How different is that scenario from the current worry about “fake news” and misinformation?
With voice assistants, it’s not practical or desirable for them to, when you ask them a question, give you the verbal equivalent of 10 blue links. So Google has to choose which answer to give you. Right there, they’re getting enormous gatekeeper power to select what information is presented, and history has shown that if you consolidate the control of information very highly in a single entity’s hands, that’s rarely good for democracy.
Right now, the conversation is very centered on fake news. With voice assistants, we’re going to skew in a different direction. Google’s going to have to really focus on not presenting [fake news]. If you’re only presenting one answer, it better not be junk. I think the conversation is going to more turn toward censorship. Why do they get to choose what is deemed to be fact?
How much should we worry about privacy and the types of analyses that can be done with voice?
I am equally worried about privacy implications as I am with just smartphones in general. If tech companies are abusing that access to my home, they can do it equally with my computer as they can do it with Alexa sitting across the room,
That’s not at all to play down privacy concerns. I think they’re very, very real. I think it’s unfair to single out voice devices as being worse. Though there is the sense that we’re using them in different settings, in the kitchen and living room.
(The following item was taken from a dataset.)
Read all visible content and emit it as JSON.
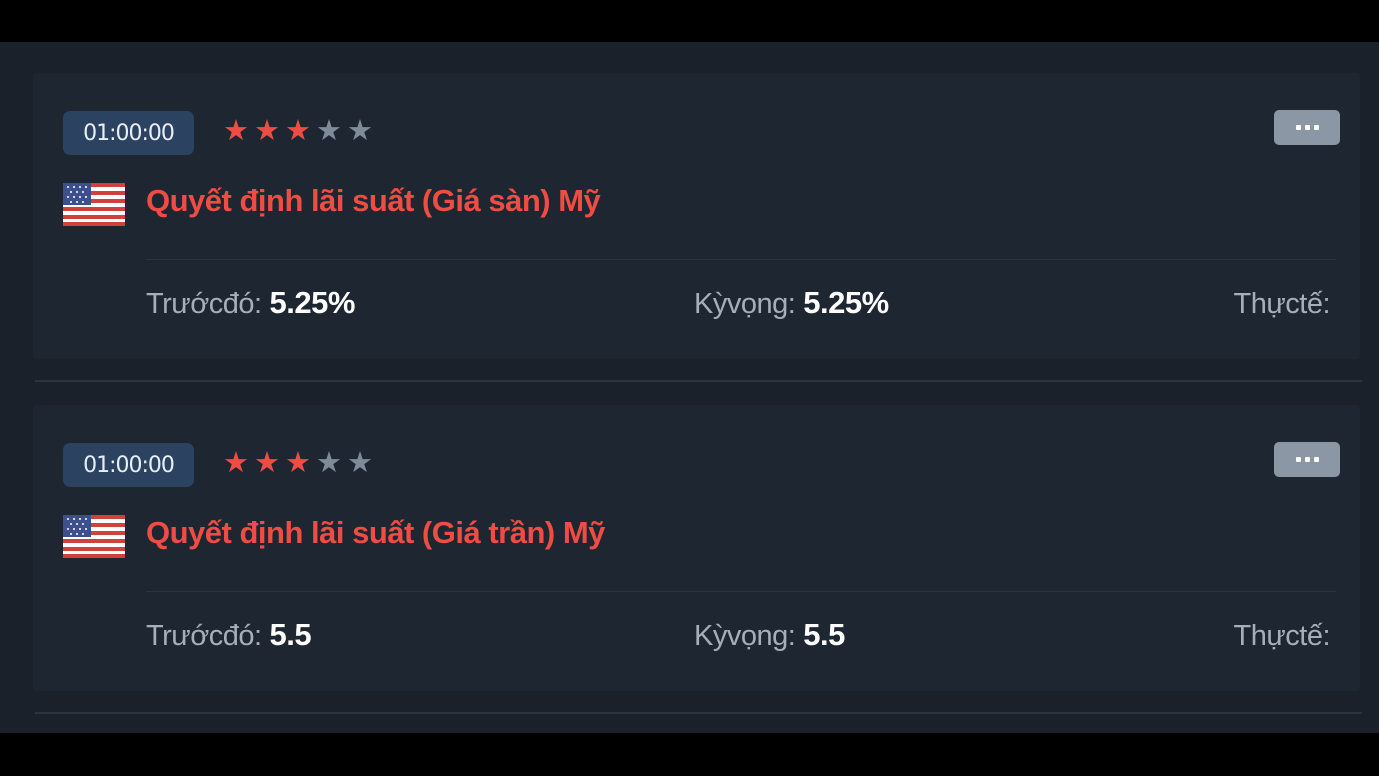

Switching topics a little bit, your book spends some time discussing the personalities of various voice assistants. How important is it to companies that their products have personality?
Personality is important. That’s definitely key, otherwise why do voice at all? If you want pure efficiency, you might be better off with a phone or desktop. What hasn’t happened heavily yet is differentiation around the edges between Cortana, Alexa, Siri. We’re not seeing tech companies design vastly different personalities with an idea toward capturing different slices of the market. They’re not doing what cable television or Netflix do where you have all these different shows that are slicing and dicing the consumer landscape.
My prediction is that we will do that in the future. Right now, Google and Amazon and Apple just want to be liked by the most number of people so they’re going pretty broad, but [I think they will develop] the technology so my assistant is not the same as your assistant is not the same as your co-worker’s assistant. I think they’ll do that because it would be appealing. With every other product in our lives we don’t have a one-size-fits-all, so I don’t see why we would do that with voice assistants.
There’s some trickiness there, though, as we see in discussions around why assistants tend to have female voices. Is more of that in store?
We’re seeing questions already about issues relating to gender. There’s been very little conversation about the issue of race or perceived race of virtual assistants, but I have a sense that that conversation is coming. It’s funny. When you press the big tech companies on this issue, except for Amazon who admits Alexa is female, everyone else is like “it’s an AI, it doesn’t have a gender.” That’s not going to stop people from perceiving clues about what sort of gender or race identity it’s going to have.
All this to say, Big Tech is going to have to be really careful to negotiate those waters. They might want to specialize a little more, but they might get into dangerous waters where they do something that sounds like cultural appropriation, or something that is just off, or stereotypical.